Powdery mildew, caused by the fungus Podosphaera leucotricha, attacks buds, blossoms, leaves, new shoots, and fruit of wild and cultivated apples and crabapples. It interferes with the proper functioning of leaves, reduces shoot growth, reduces fruit set, and produces a netlike russet on the fruit of some cultivars. It is often a serious problem in apple nurseries.
There are three rust diseases: cedar-apple rust, hawthorn rust, and quince rust. The most common is cedar-apple rust. All three must spend part of their life cycles on red cedar. These diseases can cause economic losses in several ways. Severe leaf infection and defoliation may make trees susceptible to winter injury. Severe defoliation reduces fruit size and quality, and infected fruit is deformed, sometimes very seriously. The hosts of cedar-apple rust are leaves and fruit of apple and crabapple trees. Of hawthorn rust, hosts are leaves of pear, hawthorn, apple, and crabapple; and of quince rust, hosts are the leaves and fruit of quince and the fruit of pear, apple, and crabapple.
Affecting apple, crabapple, and pear trees, sooty blotch and flyspeck of apple are separate diseases, but both are normally present on the same fruit. They cause surface blemishes that detract from fruit appearance, lowering fruit quality and market value. Sooty blotch also shortens fruit storage life because of increased water loss. Sooty blotch is a disease complex caused by several unrelated fungi. Flyspeck is caused by the fungus Zygophiala jamaicensis.

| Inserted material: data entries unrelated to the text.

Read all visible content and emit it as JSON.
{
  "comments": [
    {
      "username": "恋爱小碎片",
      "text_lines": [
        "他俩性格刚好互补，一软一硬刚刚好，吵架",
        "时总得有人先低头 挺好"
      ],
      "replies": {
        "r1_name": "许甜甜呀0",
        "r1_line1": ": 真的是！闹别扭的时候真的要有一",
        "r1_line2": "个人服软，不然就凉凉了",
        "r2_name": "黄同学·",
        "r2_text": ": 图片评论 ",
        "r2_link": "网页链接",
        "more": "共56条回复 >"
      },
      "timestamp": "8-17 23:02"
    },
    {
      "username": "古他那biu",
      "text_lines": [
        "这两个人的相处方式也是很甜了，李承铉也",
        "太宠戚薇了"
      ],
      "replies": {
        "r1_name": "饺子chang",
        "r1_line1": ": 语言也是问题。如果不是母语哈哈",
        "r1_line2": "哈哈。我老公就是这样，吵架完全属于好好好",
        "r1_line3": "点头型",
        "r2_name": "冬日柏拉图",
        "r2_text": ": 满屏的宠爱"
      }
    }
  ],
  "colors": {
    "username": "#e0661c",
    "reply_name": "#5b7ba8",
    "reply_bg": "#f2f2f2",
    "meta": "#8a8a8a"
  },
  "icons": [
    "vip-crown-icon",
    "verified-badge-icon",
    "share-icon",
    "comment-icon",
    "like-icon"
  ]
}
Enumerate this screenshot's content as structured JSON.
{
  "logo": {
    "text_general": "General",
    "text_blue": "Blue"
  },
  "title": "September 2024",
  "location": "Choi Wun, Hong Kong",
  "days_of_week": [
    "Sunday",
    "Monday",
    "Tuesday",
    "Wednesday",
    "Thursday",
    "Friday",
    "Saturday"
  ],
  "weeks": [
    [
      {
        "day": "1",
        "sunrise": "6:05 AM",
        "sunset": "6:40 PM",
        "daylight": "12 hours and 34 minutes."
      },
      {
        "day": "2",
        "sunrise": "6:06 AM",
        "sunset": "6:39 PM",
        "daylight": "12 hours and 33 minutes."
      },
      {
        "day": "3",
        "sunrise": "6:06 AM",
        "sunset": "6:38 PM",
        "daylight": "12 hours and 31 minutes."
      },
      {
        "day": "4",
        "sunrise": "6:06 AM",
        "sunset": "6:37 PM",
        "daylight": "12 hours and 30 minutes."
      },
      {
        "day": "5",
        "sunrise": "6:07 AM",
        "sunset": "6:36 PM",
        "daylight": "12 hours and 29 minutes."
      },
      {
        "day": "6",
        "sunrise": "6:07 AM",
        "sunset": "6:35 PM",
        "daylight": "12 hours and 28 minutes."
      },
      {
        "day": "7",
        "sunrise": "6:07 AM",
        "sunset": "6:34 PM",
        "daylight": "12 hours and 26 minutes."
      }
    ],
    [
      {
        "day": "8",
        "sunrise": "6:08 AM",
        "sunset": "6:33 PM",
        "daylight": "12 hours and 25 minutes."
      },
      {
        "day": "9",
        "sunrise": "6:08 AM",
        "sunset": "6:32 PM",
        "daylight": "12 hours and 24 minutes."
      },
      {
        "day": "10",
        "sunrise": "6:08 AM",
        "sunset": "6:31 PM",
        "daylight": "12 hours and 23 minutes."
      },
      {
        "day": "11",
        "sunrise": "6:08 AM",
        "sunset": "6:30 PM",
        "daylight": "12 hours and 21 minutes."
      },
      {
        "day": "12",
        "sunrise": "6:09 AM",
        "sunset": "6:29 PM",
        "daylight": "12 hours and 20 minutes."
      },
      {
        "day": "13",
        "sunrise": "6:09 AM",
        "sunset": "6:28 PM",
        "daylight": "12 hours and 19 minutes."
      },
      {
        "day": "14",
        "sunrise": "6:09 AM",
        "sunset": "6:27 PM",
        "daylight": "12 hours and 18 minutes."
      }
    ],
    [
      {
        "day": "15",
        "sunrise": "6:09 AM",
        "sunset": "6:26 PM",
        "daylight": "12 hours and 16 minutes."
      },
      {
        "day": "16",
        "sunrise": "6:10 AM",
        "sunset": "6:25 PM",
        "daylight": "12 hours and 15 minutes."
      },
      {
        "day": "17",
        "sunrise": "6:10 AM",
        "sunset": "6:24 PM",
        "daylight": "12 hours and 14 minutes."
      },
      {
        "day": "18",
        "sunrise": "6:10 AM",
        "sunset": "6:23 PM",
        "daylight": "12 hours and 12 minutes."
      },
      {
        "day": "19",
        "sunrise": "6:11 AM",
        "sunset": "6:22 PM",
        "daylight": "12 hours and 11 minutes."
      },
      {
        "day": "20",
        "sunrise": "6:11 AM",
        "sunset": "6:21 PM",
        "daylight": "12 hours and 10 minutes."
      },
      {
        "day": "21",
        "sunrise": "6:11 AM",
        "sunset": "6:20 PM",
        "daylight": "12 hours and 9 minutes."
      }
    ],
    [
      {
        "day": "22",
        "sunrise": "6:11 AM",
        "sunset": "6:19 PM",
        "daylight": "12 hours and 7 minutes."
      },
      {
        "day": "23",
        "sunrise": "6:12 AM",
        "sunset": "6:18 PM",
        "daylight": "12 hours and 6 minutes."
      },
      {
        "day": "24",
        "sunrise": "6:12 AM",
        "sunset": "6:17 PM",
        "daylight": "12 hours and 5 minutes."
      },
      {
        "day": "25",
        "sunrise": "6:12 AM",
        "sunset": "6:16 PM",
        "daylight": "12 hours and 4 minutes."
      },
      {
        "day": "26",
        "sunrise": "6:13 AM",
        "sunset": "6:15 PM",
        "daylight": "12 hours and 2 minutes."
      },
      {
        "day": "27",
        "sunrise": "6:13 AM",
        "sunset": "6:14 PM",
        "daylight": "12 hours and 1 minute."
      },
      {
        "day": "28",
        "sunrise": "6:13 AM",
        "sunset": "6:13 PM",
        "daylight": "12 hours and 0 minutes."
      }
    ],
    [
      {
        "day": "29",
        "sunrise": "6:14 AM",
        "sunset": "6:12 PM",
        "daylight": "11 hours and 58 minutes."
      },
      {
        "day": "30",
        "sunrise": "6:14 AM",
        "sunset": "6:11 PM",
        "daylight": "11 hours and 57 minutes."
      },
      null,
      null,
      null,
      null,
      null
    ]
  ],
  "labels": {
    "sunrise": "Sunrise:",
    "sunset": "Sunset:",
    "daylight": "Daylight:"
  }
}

Apple union necrosis and decline is primarily a problem on trees propagated on MM106 rootstock. It is especially serious on Red Delicious trees, which are on MM106. The disease is caused by the same virus that is vectored by the dagger nematode causing Prunus stem pitting.
The white rot fungus, Botryosphaeria dothidea, often referred to as “Bot rot” or Botryosphaeria rot, is most important on apple trees, but it also attacks crabapple, pear, grape, and chestnut. On apple trees it can be observed as a distinct canker on twigs, limbs, and trunks. The fungus produces two types of fruit rot, but leaf infections do not occur. Losses from fruit rot can be considerable, especially in southeastern regions of the United States. Drought stress and winter injury have been associated with an increase in infection and canker expansion.